UN Removes Five Taliban From Its Blacklist (Two Are Dead)

UNITED NATIONS -- The U.N. removed five Taliban members from its blacklist -- one an author of a book on his life with the movement, another a former deputy health minister and a third who thought women the Soviet Union had "liberated" were spies. The other two are dead.

A Security Council panel, called the 1267 committee that includes all 15 Council members, monitors sanctions against the Taliban and al Qaeda. It announced its decision on Friday.

Some 132 Taliban members remain on the list and are subject to a travel ban, an arms embargo and a freeze of all their assets overseas. Afghan President Hamid Karzai, who is seeking negotiations with his country's former rulers, had submitted a list of 10 names, among 30 to 50 people he would like to have delisted but has not submitted the paperwork.

In addition to the 132 Taliban members, the U.N. blacklist has 256 individuals and 91 businesses or organizations associated with al Qaeda.

My favorite of the trio is Abdul Hakim Mujahid Muhammad Awrang, labeled as a former ambassador to the United Nations, although the world body never recognized the Taliban government that ruled Afghanistan from 1996 until the U.S.-led invasion in 1991. Mujahid, as he is known, was the Taliban's New York contact for the United Nations and other diplomats, including Americans.

At a news conference in July 2000, I asked him about women. He said often foreign relief groups use women as spies and that "about 35,000 women were employed as secret agents" by the former Soviet Union, which had occupied Afghanistan in the 1980s.

"Due to the issue of women, regimes have been toppled," Mujahid said, at a time when the Taliban official in charge of "vice and virtue," Mullah Mohammed Turabi, had for a time barred impoverished women from getting help from foreign relief agencies. Mujahid is considered a "moderate Talib" by Karzai and others and says he wants an end to violence.

The most famous of the three outside of Afghanistan is Mullah Abdul Salam Zaeef, who wrote My Life with the Taliban. He is a founder of the Taliban, a former ambassador to Pakistan and a prisoner in Guantanamo Bay until 1995 -- and despises the United States. He helped Karzai make contact with the on-again, off-again peace talks with the Taliban.

The third man is Abdul Satar Paktin, a former deputy health minister and a foreign ministry official. The two dead men are Abdul Samad Khaksar and Muhammad Islam Mohammadi.

And the dead live on...

Reviewing the long list, to cull out at least the dead, has proved difficult with Russia, who is against many of the delistings, fearing it would free up frozen assets that could fund the Taliban.

There are an estimated 25 dead militants still on the blacklist. Another 28 are suspected of having died, U.N. officials say. One problem is getting death certificates for the deceased. The committee's chairman, Austrian Ambassador Thomas Mayr-Harting, has led a major review of the list.

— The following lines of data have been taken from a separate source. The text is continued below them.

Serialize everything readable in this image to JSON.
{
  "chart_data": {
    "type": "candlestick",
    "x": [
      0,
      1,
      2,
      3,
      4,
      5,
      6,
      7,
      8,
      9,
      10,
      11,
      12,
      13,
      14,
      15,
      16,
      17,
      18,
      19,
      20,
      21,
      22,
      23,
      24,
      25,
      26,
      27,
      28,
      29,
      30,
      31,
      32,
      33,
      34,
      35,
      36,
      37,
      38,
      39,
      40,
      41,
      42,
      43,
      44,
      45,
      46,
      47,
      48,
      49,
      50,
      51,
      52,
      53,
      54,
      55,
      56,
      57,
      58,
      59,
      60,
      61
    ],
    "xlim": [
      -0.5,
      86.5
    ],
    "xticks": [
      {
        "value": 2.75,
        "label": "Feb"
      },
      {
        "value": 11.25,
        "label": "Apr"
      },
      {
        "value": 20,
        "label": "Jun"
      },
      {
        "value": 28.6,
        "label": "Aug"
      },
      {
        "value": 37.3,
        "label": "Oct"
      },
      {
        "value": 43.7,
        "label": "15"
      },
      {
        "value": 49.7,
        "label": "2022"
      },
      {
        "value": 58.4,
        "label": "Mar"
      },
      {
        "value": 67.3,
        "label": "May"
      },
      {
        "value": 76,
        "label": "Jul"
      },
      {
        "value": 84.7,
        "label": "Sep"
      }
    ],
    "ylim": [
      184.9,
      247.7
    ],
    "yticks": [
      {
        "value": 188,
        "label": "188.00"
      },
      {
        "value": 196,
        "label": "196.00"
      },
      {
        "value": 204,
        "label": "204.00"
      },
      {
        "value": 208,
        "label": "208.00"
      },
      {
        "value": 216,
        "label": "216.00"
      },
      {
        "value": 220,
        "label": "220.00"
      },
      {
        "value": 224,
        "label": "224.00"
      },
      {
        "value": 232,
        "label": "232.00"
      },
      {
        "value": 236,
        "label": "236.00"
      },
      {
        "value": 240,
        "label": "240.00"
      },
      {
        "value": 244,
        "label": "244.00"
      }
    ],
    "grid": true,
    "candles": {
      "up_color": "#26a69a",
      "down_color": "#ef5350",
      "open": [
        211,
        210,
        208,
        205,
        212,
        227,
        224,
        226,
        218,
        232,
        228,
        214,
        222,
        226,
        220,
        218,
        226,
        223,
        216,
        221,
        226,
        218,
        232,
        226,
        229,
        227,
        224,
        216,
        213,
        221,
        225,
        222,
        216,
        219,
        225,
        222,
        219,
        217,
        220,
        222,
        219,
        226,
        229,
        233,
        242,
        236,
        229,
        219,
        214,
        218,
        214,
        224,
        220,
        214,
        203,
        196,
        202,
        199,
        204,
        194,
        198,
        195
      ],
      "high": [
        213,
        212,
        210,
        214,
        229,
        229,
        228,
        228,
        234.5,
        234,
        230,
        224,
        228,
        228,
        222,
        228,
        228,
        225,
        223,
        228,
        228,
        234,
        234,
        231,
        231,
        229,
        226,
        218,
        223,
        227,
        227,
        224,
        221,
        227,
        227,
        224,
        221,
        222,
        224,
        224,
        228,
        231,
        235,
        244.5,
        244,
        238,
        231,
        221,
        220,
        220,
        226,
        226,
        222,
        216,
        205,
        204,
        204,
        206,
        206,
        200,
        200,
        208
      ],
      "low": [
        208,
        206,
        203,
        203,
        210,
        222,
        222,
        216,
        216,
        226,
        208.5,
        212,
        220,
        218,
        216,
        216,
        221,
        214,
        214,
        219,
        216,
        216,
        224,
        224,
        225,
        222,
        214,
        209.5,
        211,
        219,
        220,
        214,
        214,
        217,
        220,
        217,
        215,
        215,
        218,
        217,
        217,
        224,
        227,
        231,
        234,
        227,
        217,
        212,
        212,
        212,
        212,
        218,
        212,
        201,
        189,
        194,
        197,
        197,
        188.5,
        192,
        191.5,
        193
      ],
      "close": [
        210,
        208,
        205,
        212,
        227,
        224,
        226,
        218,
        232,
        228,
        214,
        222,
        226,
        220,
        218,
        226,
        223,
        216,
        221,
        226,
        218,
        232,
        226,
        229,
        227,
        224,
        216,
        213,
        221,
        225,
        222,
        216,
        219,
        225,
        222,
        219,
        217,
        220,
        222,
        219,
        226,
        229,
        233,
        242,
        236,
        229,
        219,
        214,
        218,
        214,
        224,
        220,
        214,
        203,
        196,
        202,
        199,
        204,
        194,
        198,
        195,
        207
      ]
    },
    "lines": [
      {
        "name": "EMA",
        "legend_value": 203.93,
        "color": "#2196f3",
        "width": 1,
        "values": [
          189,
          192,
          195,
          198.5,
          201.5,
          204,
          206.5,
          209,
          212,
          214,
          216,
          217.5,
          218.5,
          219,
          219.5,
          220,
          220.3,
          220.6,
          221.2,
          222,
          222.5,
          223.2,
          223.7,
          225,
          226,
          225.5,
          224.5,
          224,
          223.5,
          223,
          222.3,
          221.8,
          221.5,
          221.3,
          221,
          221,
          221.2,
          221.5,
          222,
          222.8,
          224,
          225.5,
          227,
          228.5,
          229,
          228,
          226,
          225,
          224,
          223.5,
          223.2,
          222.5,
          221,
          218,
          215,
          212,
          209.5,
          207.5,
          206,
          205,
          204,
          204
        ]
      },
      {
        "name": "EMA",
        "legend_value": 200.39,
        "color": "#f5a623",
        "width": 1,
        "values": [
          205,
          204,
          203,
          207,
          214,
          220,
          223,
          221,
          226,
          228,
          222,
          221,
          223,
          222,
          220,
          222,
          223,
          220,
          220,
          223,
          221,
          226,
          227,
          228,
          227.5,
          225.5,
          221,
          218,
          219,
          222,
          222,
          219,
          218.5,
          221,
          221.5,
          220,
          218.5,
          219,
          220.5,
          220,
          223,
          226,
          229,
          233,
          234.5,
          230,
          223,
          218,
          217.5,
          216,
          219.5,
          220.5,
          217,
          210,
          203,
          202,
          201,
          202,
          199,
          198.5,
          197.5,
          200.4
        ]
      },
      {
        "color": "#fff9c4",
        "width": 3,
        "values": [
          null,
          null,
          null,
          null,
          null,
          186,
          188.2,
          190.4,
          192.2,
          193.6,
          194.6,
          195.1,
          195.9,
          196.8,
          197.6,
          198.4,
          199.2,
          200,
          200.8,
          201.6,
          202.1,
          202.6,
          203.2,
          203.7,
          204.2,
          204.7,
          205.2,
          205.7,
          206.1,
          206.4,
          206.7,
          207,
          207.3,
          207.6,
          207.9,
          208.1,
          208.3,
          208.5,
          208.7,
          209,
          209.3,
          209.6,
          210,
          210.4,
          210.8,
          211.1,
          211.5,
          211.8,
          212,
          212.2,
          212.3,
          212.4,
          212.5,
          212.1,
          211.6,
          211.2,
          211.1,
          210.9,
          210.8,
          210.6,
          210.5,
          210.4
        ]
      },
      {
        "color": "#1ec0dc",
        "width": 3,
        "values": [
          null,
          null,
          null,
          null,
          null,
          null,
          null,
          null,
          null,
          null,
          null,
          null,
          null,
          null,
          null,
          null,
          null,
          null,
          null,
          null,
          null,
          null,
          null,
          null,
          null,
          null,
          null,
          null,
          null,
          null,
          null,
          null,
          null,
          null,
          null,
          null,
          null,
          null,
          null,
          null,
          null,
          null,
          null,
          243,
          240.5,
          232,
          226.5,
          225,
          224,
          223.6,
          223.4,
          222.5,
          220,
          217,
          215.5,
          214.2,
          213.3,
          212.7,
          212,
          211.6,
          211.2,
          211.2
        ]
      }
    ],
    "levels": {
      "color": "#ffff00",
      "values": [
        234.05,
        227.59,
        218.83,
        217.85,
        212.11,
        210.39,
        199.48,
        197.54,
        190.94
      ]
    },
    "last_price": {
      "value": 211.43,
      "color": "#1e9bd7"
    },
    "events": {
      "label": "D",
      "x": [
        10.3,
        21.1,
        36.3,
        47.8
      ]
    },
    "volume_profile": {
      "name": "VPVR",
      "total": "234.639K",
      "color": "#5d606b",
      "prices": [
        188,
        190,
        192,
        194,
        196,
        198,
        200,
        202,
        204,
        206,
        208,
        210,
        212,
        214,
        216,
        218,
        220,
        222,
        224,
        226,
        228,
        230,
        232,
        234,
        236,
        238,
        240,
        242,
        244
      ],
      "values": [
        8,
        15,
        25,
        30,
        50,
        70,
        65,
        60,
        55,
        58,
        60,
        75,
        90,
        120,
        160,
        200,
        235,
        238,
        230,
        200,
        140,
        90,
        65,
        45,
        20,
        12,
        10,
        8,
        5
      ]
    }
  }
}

Still, the committee has been embroiled in controversy since its inception after al Qaeda's role in the August 1998 bombings of U.S. embassies in Kenya and Tanzania. The list has been expanded since then, especially after the Sept. 11, 2001 attacks. Once a name gets on the list, removing it needs the approval of all 15 Council members, giving each nation a veto.

European courts have been the target of groups, charities and individuals on the list with the accused saying that the committee has no proper judicial review and some diplomats, particularly Liechtenstein's UN ambassador, Christian Wenewaser, arguing for a better system.

In December, the Council approved a U.S.-sponsored resolution to establish an impartial ombudsperson and a Canadian lawyer and judge, Kimberly Prost, was appointed in July. But Council members would still have to approve any of her recommendations.

Still, the negotiations with the Taliban that Karzai is initiating may not bode well for women. Although one condition in the reconciliation process is that anyone who wishes to rejoin the political mainstream has to lay down weapons, end violence, renounce al Qaeda and respect the constitution and laws of Afghanistan, which guarantee women's rights.

Human Rights Watch, for example, said women in Taliban-controlled areas are today subject to similar oppression as under the Islamist regime when girls could not go to school or leave home without a male relative, to say nothing about wearing the burqa. So the question is: who is going to protect the women and girls?